Konut satışları bildiğiniz gibi...
Konut satışlarının nisan ayında normal seyrine döndüğünü söylemek yanlış olmasa gerek. Nisandaki satış yine 100 bin sınırının altında kaldı. 84 bin olarak gerçekleşen nisan satışı, geçen yılın aynı ayının yüzde 18 altında.
Konut satışları mart ayında görece canlı ve yüksek seyretmiş, biz de bu durumun mart sonunda biteceği sanılan vergi avantajından yararlanmak isteyenlerden kaynaklanabileceğine dikkat çekmiştik. Hatırlanacaktır, diğer bazı sektörleri de kapsayan vergi avantajının süresi mart sonunda bitecek şekilde açıklanmış; ancak mart ayı içinde konutla ilgili avantajın süresinin yıl sonuna kadar uzatıldığı duyurulmuştu. İşte mart ayındaki satışların, süre uzatımı kararı ilan edilmeden önce “Avantajı kaçırmayalım” diye düşünenlerin etkisiyle canlı seyretmiş olabileceği vurgulanmıştı. Biz de geçen ay (18 Nisan) bu köşede şunları yazmıştık:
"Mart ayındaki bu hareketliliğin başka bir nedeni varsa nisandaki satışların da iyi gelmesi gerekir. Yok eğer nisanda yeniden belirgin bir yavaşlama görürsek, marttaki bu harekette gerçekten vergi avantajını kaçırmak istemeyenlerin etken olduğunu söylememiz gerekir."
Nitekim mart ayındaki 105 binden nisanda 84 bine doğru hızlı bir iniş gerçekleşti.
İlk satışlar hızla azalıyor
Konut satışlarını değerlendirirken bazı detaylara dikkat etmek gerekiyor. Toplam konut satışı aslında çok şey ifade etmiyor. Önemli olan ilk satışlar.

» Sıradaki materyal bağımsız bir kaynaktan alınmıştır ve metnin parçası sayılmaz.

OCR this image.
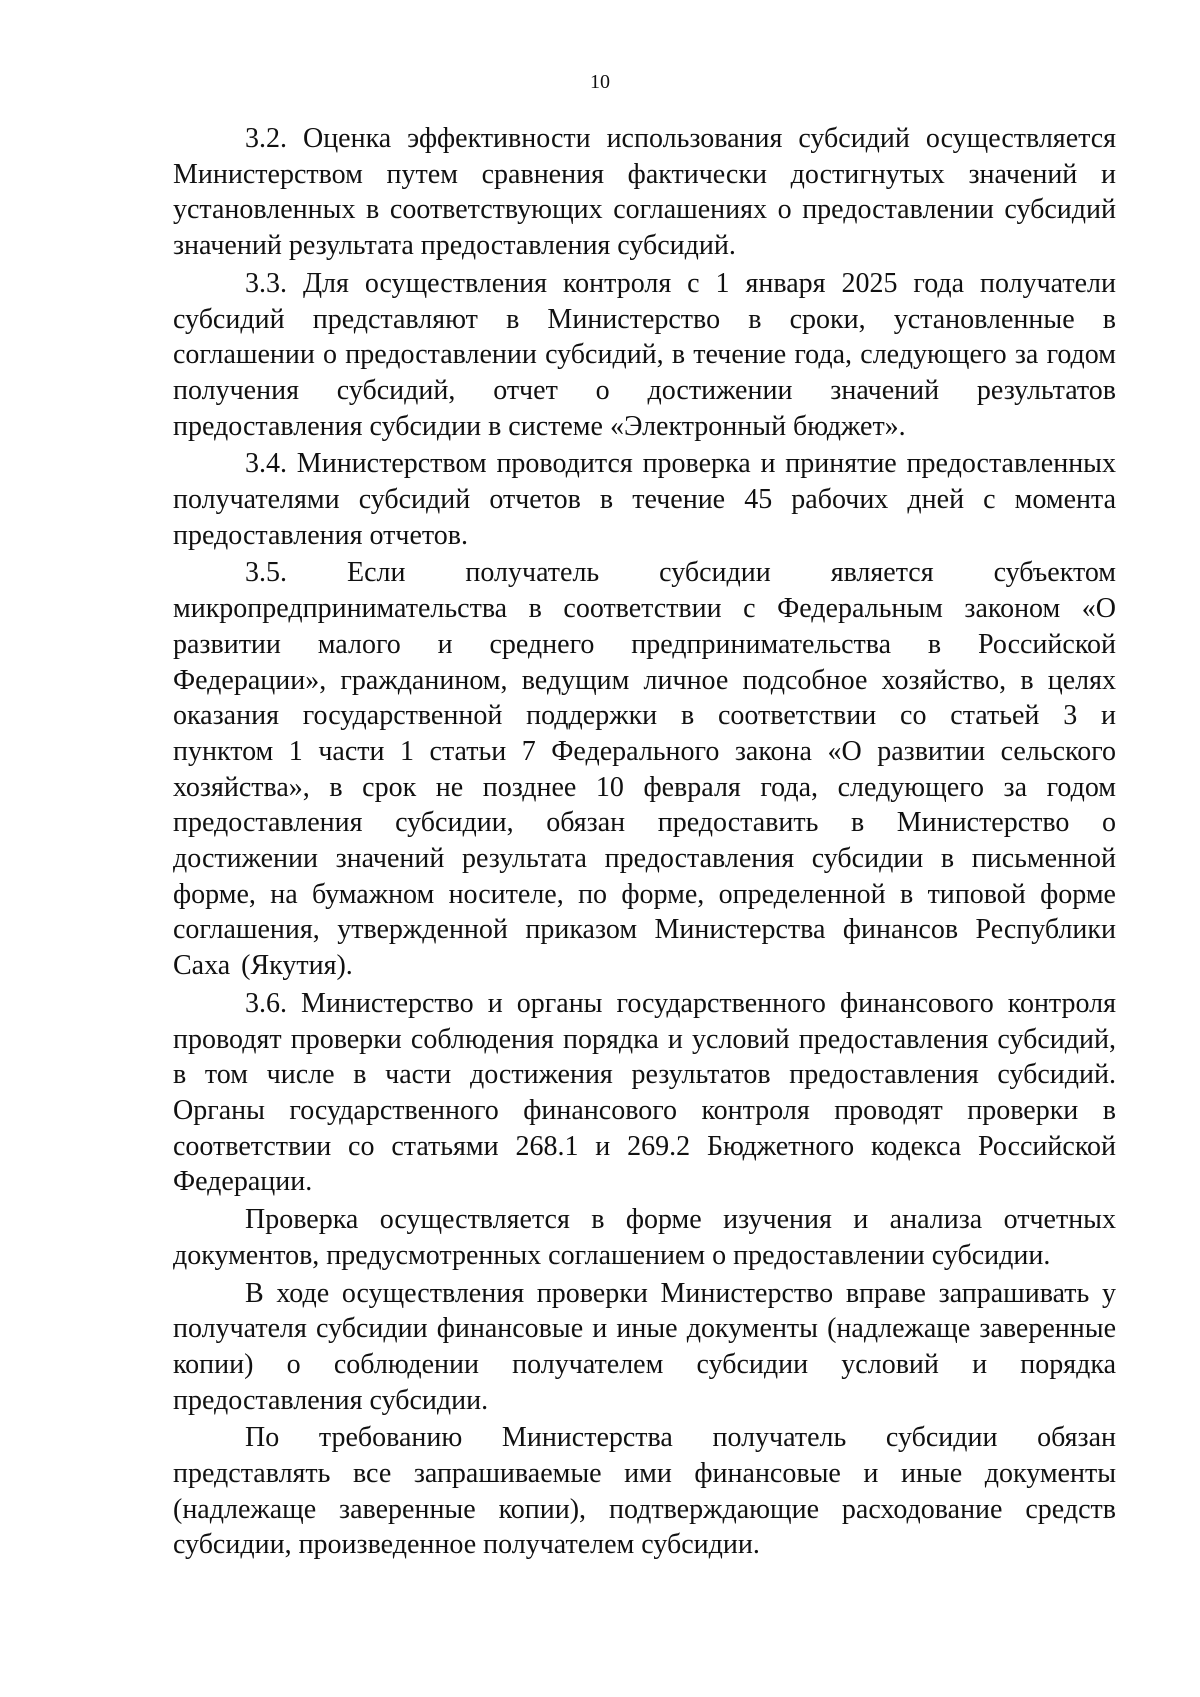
10

3.2. Оценка эффективности использования субсидий осуществляется Министерством путем сравнения фактически достигнутых значений и установленных в соответствующих соглашениях о предоставлении субсидий значений результата предоставления субсидий.

3.3. Для осуществления контроля с 1 января 2025 года получатели субсидий представляют в Министерство в сроки, установленные в соглашении о предоставлении субсидий, в течение года, следующего за годом получения субсидий, отчет о достижении значений результатов предоставления субсидии в системе «Электронный бюджет».

3.4. Министерством проводится проверка и принятие предоставленных получателями субсидий отчетов в течение 45 рабочих дней с момента предоставления отчетов.

3.5. Если получатель субсидии является субъектом микропредпринимательства в соответствии с Федеральным законом «О развитии малого и среднего предпринимательства в Российской Федерации», гражданином, ведущим личное подсобное хозяйство, в целях оказания государственной поддержки в соответствии со статьей 3 и пунктом 1 части 1 статьи 7 Федерального закона «О развитии сельского хозяйства», в срок не позднее 10 февраля года, следующего за годом предоставления субсидии, обязан предоставить в Министерство о достижении значений результата предоставления субсидии в письменной форме, на бумажном носителе, по форме, определенной в типовой форме соглашения, утвержденной приказом Министерства финансов Республики Саха (Якутия).

3.6. Министерство и органы государственного финансового контроля проводят проверки соблюдения порядка и условий предоставления субсидий, в том числе в части достижения результатов предоставления субсидий. Органы государственного финансового контроля проводят проверки в соответствии со статьями 268.1 и 269.2 Бюджетного кодекса Российской Федерации.

Проверка осуществляется в форме изучения и анализа отчетных документов, предусмотренных соглашением о предоставлении субсидии.

В ходе осуществления проверки Министерство вправе запрашивать у получателя субсидии финансовые и иные документы (надлежаще заверенные копии) о соблюдении получателем субсидии условий и порядка предоставления субсидии.

По требованию Министерства получатель субсидии обязан представлять все запрашиваемые ими финансовые и иные документы (надлежаще заверенные копии), подтверждающие расходование средств субсидии, произведенное получателем субсидии.
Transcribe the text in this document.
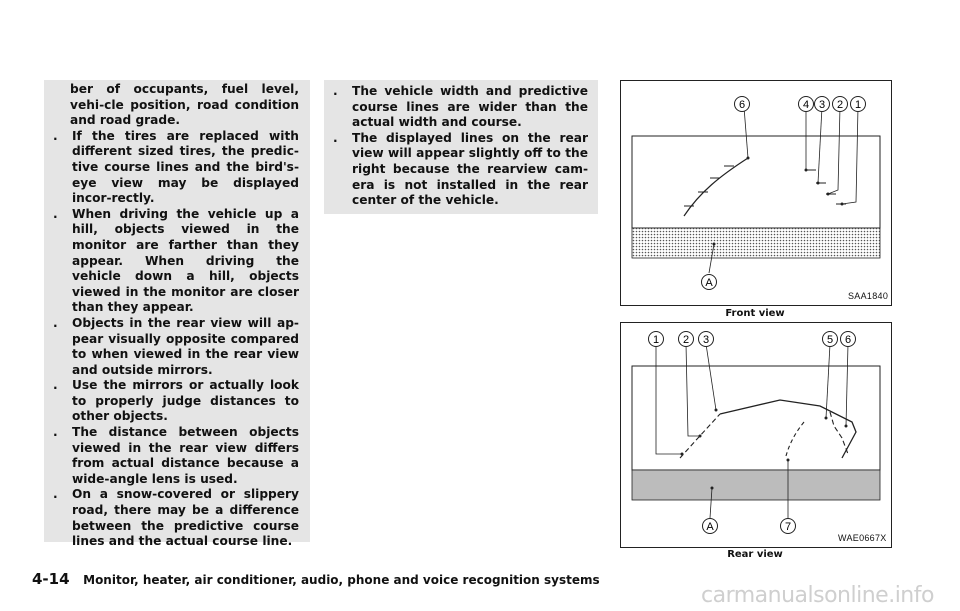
ber of occupants, fuel level, vehi-cle position, road condition and road grade.
. If the tires are replaced with different sized tires, the predic-tive course lines and the bird's-eye view may be displayed incor-rectly.
. When driving the vehicle up a hill, objects viewed in the monitor are farther than they appear. When driving the vehicle down a hill, objects viewed in the monitor are closer than they appear.
. Objects in the rear view will ap-pear visually opposite compared to when viewed in the rear view and outside mirrors.
. Use the mirrors or actually look to properly judge distances to other objects.
. The distance between objects viewed in the rear view differs from actual distance because a wide-angle lens is used.
. On a snow-covered or slippery road, there may be a difference between the predictive course lines and the actual course line.
. The vehicle width and predictive course lines are wider than the actual width and course.
. The displayed lines on the rear view will appear slightly off to the right because the rearview cam-era is not installed in the rear center of the vehicle.
6	4 3 2 1
A
SAA1840
Front view
1 2 3	5 6
A	7
WAE0667X
Rear view
4-14 Monitor, heater, air conditioner, audio, phone and voice recognition systems
carmanualsonline.info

Daha önce de kaç kez vurguladık; ikinci el satışların ekonomiye pek katkısı yok.
Konut sektörünü canlandıracak, stokların azalmasını sağlayacak olan ilk satışlar. İşte ilk satışlara bakıyoruz; durum hiç de iç açıcı değil.
İlk satışlar nisanda geçen yıla göre yüzde 30 azaldı. Ocak-nisan dönemindeki azalmanın oranı ise yüzde 24 düzeyinde.
İlk satışların lokomotifi olması gereken ipotekli satışlardaki durum çok daha vahim. İpotekli ilk satışlar nisanda yüzde 66, dört ayda ise yüzde 60 azaldı.
İpotekli ikinci el satışlar da iyi gitmiyor. Bu satışlar nisanda yüzde 58, dört ayda yüzde 57 gerilemiş durumda.
İpotekli satışlara ilişkin veriler, vatandaşın kredi kullanarak konut satın almaya yanaşmadığını ya da yanaşamadığını gösteriyor.
Güven ve para...
Yeni konut yapımında önceki yıllara göre biraz frene basılıyor gibi. Belediyelerden alınan yapı ruhsatlarına ilişkin veriler bunu gösteriyor. Yapı ruhsat izni alınan daire sayısı 2017 yılında 1 milyon 377 bin düzeyinde bulunuyordu. Sayı geçen yıl 643 bine indi. Ama bu azalmanın etkisini konut arzında hemen göremeyeceğiz. Dolayısıyla bir süre daha konut arzı yüksek düzeylerde kalmaya devam edecek.
Arz yüksek seyredecek ama talep çok sınırlı; konut almaya pek cesaret eden yok. Bunda en büyük etken ülke ekonomisin yarın ne sergileyeceğinin bilinemiyor olması. Vatandaş işini kaybedip kaybetmeyeceğini bilemiyor, fiyatların nasıl seyredeceğini kestiremiyor; adeta sisin içinde yol almaya çalışıyor.
Bütün bunlar yaşanmasa bile konut alınabilecek para yok. Özellikle orta ve düşük gelirli kesim günlük döngüyü ancak sağlayabilirken konut almayı hiç düşünemiyor bile.
Öyle anlaşılıyor ki konut satışlarının canlandığını görmek için uzun süre geçmesi gerekecek.